A peça, de granito preto polido proveniente de Piracaia (SP), fora moldada em forma de tronco de pirâmide, com um metro de altura e faces quadradas. No topo, uma calota de bronze marcava, com dois sulcos cruzados, o ponto geográfico exato de Santos: 46°19’43” de longitude oeste, 23°56’03” de latitude sul e 4,4 metros acima do nível do mar. A precisão encantava tanto quanto a solidez da estrutura, composta por camadas de concreto armado, manilhas subterrâneas e uma laje de sustentação. Dentro dele, o marco padrão permanecia invisível aos olhos do povo, mas dali irradiavam todas as medidas da cidade. O monumento, ligado à triangulação estadual e ao vértice do Monte Serrat, unia o solo santista à vasta rede nacional de referências geográficas.

Um gesto simbólico e político

Encerrada a cerimônia, Adhemar de Barros e sua comitiva retornaram ao Paço Municipal, onde seriam inaugurados os retratos oficiais do Presidente Getúlio Vargas e do próprio interventor. No gabinete, o prefeito Cyro Carneiro discursou com eloquência, exaltando o equilíbrio político conquistado após anos de instabilidade e destacando o papel de Getúlio e Adhemar na reorganização administrativa do país. Falou também dos benefícios trazidos a Santos — o ramal de Mayrink, a futura Via Anchieta, os novos hospitais e escolas — como provas concretas de um governo que unia ação e planejamento. “Santos não esquece seus benfeitores”, disse o orador, antes de convidar as autoridades a descerrar os retratos que passariam a adornar o salão nobre do Paço.

Adhemar respondeu de improviso, com voz firme e tom popular. Agradeceu a homenagem e lembrou que o mesmo dia ficaria marcado pela assinatura do contrato de eletrificação da Estrada de Ferro Sorocabana — um passo decisivo para o progresso paulista. Citou a usina de chumbo de Apiaí, o avanço da siderurgia no Vale do Paraíba e a renovação das forças armadas, afirmando que o Brasil “começava a andar a passos retos para o seu destino industrial”. Encerrou saudando Santos como “a terra de Brás Cubas, que o governo jamais descuidará”.

Uma cidade medida e celebrada

A visita prosseguiu pela Associação Comercial, onde Adhemar conversou com representantes do comércio cafeeiro, e depois pela Santa Casa da Misericórdia (a antiga, situada nas fraldas do morro do Fontana), que percorreu com interesse visível, acompanhado de médicos e religiosos. Detendo-se diante do pavilhão “Dr. Soter de Araújo”, o interventor ouviu relatos sobre as carências do hospital e prometeu auxílio. Já à noite, no salão nobre do Paço, as autoridades reunidas brindaram com um elegante serviço de buffet. O contra-almirante Azevedo Milanez encerrou as falas, exaltando o gesto do governo e chamando Santos de “porto da grandeza paulista”.

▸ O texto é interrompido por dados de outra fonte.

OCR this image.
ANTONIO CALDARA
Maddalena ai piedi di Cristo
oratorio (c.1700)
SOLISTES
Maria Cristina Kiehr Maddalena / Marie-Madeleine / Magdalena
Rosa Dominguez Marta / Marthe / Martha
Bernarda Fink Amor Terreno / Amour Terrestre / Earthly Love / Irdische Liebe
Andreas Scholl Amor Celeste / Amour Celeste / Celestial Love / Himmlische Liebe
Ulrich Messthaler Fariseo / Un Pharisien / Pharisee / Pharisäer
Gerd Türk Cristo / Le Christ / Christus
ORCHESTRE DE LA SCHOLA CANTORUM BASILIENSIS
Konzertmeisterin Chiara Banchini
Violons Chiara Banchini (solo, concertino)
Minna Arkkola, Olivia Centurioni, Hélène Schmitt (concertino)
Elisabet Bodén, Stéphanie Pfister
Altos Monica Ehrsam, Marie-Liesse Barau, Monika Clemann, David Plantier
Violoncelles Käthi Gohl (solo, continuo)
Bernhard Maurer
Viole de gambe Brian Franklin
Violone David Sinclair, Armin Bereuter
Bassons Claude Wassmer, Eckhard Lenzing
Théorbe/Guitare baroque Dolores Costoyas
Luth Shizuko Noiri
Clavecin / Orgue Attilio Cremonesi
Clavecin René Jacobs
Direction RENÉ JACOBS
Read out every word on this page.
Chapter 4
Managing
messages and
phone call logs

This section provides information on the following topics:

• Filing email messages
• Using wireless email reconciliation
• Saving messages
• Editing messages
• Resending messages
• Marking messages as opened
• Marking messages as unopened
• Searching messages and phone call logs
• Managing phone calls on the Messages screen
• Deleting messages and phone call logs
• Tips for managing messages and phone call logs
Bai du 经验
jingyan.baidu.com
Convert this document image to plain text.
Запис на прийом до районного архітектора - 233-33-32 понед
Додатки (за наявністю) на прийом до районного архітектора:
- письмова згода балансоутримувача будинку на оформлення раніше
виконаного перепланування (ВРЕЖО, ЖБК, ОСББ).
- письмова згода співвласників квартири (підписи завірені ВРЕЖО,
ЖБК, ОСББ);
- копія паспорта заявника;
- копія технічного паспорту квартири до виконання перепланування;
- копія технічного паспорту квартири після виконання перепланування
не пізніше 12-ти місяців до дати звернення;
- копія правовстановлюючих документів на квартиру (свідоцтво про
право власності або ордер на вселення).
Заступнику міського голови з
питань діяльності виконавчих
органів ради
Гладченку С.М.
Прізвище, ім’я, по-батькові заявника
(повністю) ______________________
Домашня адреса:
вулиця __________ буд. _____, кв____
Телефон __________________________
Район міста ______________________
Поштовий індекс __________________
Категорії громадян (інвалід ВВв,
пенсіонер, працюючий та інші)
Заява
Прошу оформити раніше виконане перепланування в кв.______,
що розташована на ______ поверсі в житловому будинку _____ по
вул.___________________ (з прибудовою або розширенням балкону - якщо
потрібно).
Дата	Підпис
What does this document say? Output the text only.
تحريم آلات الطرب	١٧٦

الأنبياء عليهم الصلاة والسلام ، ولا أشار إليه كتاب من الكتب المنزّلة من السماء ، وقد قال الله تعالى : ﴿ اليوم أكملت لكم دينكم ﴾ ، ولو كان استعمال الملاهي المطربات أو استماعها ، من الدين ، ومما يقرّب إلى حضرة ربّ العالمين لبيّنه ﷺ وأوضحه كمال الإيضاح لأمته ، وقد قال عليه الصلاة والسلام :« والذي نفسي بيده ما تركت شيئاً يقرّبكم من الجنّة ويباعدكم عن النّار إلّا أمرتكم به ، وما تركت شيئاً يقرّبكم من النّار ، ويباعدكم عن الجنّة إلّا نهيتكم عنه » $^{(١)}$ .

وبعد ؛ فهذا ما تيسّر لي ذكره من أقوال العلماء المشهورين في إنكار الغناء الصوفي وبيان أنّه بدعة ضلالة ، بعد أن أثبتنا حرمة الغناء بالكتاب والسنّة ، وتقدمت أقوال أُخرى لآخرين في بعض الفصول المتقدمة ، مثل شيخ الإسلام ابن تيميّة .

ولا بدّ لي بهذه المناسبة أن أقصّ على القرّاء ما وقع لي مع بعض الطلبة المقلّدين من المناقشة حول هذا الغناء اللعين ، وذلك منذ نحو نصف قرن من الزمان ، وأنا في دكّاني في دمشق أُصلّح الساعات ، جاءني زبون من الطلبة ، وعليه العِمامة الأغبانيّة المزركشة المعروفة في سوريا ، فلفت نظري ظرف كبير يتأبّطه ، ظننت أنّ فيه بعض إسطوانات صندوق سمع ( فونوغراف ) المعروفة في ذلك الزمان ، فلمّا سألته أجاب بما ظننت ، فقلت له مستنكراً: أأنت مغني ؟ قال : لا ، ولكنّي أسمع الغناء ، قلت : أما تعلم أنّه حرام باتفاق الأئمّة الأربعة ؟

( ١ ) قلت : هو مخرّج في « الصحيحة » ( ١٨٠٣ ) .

Aquele 12 de outubro terminara com o mesmo silêncio respeitoso com que começara. O marco de granito permanecia na Praça Mauá e, sob o peso discreto de sua calota de bronze, repousavam números e coordenadas — mas também um símbolo de pertencimento: a certeza de que, a partir dali, cada rua, esquina e morro de Santos possuía um ponto de partida exato e uma história gravada na pedra.